A researcher involved in the clinical trial for Itovebi described the drug as “a new standard in how PIK3CA-mutated breast cancers are treated.”
“The PI3K pathway plays a pivotal role in disease progression and has been challenging to target,” stated Komal Jhaveri, MD, a breast oncologist and clinical director for drug development at Memorial Sloan Kettering Cancer Center, in a news release from drugmaker Genentech.

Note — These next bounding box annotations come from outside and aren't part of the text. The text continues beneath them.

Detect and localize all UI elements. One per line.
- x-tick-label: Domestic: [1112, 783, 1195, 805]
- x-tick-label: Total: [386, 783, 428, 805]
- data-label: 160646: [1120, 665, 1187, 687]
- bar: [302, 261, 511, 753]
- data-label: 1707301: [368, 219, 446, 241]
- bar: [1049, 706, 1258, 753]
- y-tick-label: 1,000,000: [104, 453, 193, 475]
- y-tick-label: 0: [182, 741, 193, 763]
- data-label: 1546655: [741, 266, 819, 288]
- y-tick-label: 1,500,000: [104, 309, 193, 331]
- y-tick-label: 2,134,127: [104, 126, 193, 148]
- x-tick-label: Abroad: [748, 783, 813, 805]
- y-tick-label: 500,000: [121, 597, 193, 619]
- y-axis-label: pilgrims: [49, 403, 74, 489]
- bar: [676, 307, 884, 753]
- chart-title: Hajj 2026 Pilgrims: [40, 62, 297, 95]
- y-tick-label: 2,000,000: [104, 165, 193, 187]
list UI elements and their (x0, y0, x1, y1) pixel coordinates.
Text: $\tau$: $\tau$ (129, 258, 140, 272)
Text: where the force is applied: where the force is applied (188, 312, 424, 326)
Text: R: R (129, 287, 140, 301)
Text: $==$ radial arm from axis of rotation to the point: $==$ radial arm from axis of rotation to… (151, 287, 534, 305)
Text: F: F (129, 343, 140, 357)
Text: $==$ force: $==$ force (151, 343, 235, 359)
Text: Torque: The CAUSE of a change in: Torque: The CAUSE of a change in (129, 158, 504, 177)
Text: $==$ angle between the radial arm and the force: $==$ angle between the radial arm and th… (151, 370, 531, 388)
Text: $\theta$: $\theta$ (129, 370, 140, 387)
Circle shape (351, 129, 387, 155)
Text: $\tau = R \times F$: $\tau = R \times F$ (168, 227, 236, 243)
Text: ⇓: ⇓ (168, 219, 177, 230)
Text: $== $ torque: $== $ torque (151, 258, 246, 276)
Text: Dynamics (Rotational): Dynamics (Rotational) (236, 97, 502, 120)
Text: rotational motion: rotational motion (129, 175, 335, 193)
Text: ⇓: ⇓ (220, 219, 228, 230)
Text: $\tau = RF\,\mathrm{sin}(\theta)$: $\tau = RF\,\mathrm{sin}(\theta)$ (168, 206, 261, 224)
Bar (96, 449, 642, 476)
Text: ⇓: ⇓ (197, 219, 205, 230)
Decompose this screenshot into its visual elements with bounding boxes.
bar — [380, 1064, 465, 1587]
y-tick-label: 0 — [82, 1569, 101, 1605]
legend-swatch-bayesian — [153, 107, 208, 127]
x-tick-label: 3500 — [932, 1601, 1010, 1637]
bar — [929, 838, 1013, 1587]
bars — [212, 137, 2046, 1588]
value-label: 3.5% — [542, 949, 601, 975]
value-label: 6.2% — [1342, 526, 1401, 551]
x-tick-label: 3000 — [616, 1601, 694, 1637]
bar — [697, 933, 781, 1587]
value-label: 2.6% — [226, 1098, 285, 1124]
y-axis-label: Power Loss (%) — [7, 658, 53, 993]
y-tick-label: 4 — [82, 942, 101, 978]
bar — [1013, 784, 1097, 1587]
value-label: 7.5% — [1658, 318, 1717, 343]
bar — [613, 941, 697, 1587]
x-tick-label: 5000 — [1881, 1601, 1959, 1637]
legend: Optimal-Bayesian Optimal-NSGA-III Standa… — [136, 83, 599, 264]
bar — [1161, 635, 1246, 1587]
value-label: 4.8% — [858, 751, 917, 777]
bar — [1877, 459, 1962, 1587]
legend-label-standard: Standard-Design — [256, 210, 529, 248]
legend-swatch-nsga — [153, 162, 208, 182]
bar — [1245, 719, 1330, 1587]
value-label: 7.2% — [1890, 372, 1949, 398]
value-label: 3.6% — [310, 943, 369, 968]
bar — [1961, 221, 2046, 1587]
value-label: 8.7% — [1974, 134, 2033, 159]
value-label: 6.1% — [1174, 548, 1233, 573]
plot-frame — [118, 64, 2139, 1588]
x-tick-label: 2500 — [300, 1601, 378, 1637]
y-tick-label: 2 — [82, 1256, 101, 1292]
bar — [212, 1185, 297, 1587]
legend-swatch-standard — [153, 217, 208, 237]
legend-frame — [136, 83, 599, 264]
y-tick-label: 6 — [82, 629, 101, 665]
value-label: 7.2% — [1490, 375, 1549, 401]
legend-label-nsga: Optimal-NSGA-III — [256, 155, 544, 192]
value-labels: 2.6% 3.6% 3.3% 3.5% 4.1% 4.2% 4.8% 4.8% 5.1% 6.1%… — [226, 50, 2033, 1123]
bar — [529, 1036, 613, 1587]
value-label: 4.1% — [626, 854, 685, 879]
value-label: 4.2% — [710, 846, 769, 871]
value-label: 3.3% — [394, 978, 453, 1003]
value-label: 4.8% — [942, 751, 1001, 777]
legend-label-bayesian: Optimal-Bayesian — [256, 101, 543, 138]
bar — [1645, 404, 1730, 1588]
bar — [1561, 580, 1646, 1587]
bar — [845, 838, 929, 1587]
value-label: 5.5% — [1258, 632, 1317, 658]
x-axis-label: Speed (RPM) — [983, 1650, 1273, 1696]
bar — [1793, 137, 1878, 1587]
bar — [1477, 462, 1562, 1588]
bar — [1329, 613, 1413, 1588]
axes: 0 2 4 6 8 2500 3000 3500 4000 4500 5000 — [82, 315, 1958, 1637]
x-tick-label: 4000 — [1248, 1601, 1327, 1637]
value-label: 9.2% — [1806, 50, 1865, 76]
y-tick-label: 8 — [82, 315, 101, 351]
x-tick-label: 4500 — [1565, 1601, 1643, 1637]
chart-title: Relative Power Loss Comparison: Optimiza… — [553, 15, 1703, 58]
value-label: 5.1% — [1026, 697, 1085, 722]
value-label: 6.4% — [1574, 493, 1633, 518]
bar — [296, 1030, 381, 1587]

Itovebi, whose generic name is inavolisib, is approved for use alongside existing treatments for this type of breast cancer recurrence, specifically the drugs Ibrance and Faslodex, with their generic names being palbociclib and fulvestrant, respectively.
As reported by webmd, in a clinical trial involving 325 participants, those who received the combination of the three medications experienced an average of 15 months before their cancer progressed or they succumbed to the disease (a metric known as progression-free survival). In contrast, patients who received only Ibrance and Faslodex had an average progression-free survival of just over 7 months, as reported by the FDA. While complete data is pending, initial findings suggest that the addition of Itovebi may contribute to longer survival.
Itovebi is administered as a daily tablet. The FDA approval indicated that the most common side effects, affecting 20% or fewer participants in the study, included laboratory test abnormalities, inflammation of the mouth or lips, diarrhea, fatigue, nausea, rash, decreased appetite, COVID-19 infection, and headache. The drug’s label also includes a warning regarding the risk of hyperglycemia, or elevated blood sugar levels.